Abstract [from journal]
Purpose: We sought to evaluate if internalizing symptoms (i.e., anxiety and depression) and/or externalizing symptoms (i.e., impulsivity, sensation seeking, and substance use) were risk factors for the onset of 30-day e-cigarette use and escalation in the number of days used across the following 30 months among adolescents.
Methods: Adolescents (N = 1,808) from public high schools outside Philadelphia, PA, completed in-classroom surveys at wave 1 (fall 2016, beginning of ninth grade) and at 6-month intervals for the following 30 months (spring 2019, end of 11th grade).
Results: A two-part latent growth curve model of e-cigarette use revealed significant positive associations between externalizing factors, past 30-day e-cigarette use, and the number of days of e-cigarette use only at wave 1 (p values <.05). Cigarette smoking was associated with a slowing in the rate of onset of 30-day e-cigarette use across the 30-month follow-up (β = -.24, z = -2.41, p = .02). Depression was associated with an increased rate of escalation in the number of days of e-cigarette use across the following 30 months (β = .01, z = 2.52, p = .01), whereas anxiety was associated with a decreased rate (β = -.72, z = -2.36, p = .02).

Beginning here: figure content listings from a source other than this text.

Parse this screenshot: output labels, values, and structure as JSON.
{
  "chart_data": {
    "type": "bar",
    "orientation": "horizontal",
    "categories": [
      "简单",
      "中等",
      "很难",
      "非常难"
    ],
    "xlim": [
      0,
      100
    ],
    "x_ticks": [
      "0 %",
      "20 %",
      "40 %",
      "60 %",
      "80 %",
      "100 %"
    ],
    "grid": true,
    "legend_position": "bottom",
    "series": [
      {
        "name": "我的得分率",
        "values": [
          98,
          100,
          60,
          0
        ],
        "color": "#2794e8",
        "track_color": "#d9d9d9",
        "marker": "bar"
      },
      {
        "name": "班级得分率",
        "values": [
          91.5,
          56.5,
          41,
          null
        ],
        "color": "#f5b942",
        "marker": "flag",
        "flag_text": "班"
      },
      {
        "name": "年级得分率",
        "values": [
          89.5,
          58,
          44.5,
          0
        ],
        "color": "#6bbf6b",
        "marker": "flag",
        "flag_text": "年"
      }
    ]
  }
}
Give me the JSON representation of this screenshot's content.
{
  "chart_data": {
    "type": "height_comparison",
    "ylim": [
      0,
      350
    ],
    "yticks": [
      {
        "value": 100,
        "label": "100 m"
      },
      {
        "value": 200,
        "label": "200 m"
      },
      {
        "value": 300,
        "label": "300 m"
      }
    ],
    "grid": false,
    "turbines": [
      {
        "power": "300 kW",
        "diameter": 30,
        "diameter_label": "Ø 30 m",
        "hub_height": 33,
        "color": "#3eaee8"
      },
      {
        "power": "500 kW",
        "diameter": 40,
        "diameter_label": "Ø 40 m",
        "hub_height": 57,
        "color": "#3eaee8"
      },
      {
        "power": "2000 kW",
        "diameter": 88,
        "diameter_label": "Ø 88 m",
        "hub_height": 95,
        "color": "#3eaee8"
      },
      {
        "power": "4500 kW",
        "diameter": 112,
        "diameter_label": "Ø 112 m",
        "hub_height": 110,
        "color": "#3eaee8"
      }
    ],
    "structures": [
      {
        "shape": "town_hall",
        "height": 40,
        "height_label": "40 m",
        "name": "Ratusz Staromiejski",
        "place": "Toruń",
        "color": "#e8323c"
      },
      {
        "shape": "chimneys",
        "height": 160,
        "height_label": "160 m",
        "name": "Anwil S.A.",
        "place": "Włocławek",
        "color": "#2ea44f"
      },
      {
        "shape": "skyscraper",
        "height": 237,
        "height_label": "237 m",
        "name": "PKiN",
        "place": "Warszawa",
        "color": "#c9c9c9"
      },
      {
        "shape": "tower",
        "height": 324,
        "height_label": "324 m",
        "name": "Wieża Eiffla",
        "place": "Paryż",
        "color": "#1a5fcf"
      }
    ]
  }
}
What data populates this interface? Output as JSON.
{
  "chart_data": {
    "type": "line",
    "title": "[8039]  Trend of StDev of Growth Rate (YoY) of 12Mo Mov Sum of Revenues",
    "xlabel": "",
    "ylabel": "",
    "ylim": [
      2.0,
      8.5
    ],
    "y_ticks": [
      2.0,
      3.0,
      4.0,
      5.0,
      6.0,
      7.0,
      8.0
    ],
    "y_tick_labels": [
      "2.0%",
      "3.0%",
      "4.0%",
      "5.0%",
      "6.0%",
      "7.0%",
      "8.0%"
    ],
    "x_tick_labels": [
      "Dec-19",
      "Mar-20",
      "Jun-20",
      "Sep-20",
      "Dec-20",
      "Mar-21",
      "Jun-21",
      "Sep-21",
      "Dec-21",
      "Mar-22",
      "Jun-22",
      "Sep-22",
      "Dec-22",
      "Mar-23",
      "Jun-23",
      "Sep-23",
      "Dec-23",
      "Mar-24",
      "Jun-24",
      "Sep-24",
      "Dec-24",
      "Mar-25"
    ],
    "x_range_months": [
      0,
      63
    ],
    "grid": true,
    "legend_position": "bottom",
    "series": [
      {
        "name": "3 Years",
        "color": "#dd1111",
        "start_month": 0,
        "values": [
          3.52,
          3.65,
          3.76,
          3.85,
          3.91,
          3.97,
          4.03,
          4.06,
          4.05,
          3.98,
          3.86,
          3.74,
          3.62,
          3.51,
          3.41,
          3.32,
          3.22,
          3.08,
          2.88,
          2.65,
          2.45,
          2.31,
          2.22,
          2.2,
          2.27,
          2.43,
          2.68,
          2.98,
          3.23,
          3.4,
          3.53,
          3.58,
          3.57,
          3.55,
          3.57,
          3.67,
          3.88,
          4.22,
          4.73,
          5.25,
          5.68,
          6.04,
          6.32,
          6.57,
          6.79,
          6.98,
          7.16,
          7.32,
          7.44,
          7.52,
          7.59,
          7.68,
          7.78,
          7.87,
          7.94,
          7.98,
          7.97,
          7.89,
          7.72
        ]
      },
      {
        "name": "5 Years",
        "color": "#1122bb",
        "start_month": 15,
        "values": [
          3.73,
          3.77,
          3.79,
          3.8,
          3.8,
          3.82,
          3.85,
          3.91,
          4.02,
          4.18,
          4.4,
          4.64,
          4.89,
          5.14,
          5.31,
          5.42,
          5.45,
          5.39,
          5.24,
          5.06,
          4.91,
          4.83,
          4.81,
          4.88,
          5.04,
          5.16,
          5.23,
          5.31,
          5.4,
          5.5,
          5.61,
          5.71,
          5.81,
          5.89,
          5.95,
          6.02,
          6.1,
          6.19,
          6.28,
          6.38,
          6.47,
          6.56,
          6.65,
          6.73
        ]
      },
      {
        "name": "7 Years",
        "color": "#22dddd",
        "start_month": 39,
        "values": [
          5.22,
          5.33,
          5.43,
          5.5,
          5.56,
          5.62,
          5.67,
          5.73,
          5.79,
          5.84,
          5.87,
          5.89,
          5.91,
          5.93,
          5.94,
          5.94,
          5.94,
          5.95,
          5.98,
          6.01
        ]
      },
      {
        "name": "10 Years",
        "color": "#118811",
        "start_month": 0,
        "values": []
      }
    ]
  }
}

Conclusions: The findings highlight two groups of adolescents at risk for e-cigarette use: adolescents whose e-cigarette use reflects a higher-risk profile with early e-cigarette onset, and adolescents who have a lower-risk profile, at least initially, with later e-cigarette use onset. The timing and content of prevention efforts should be tailored to each group.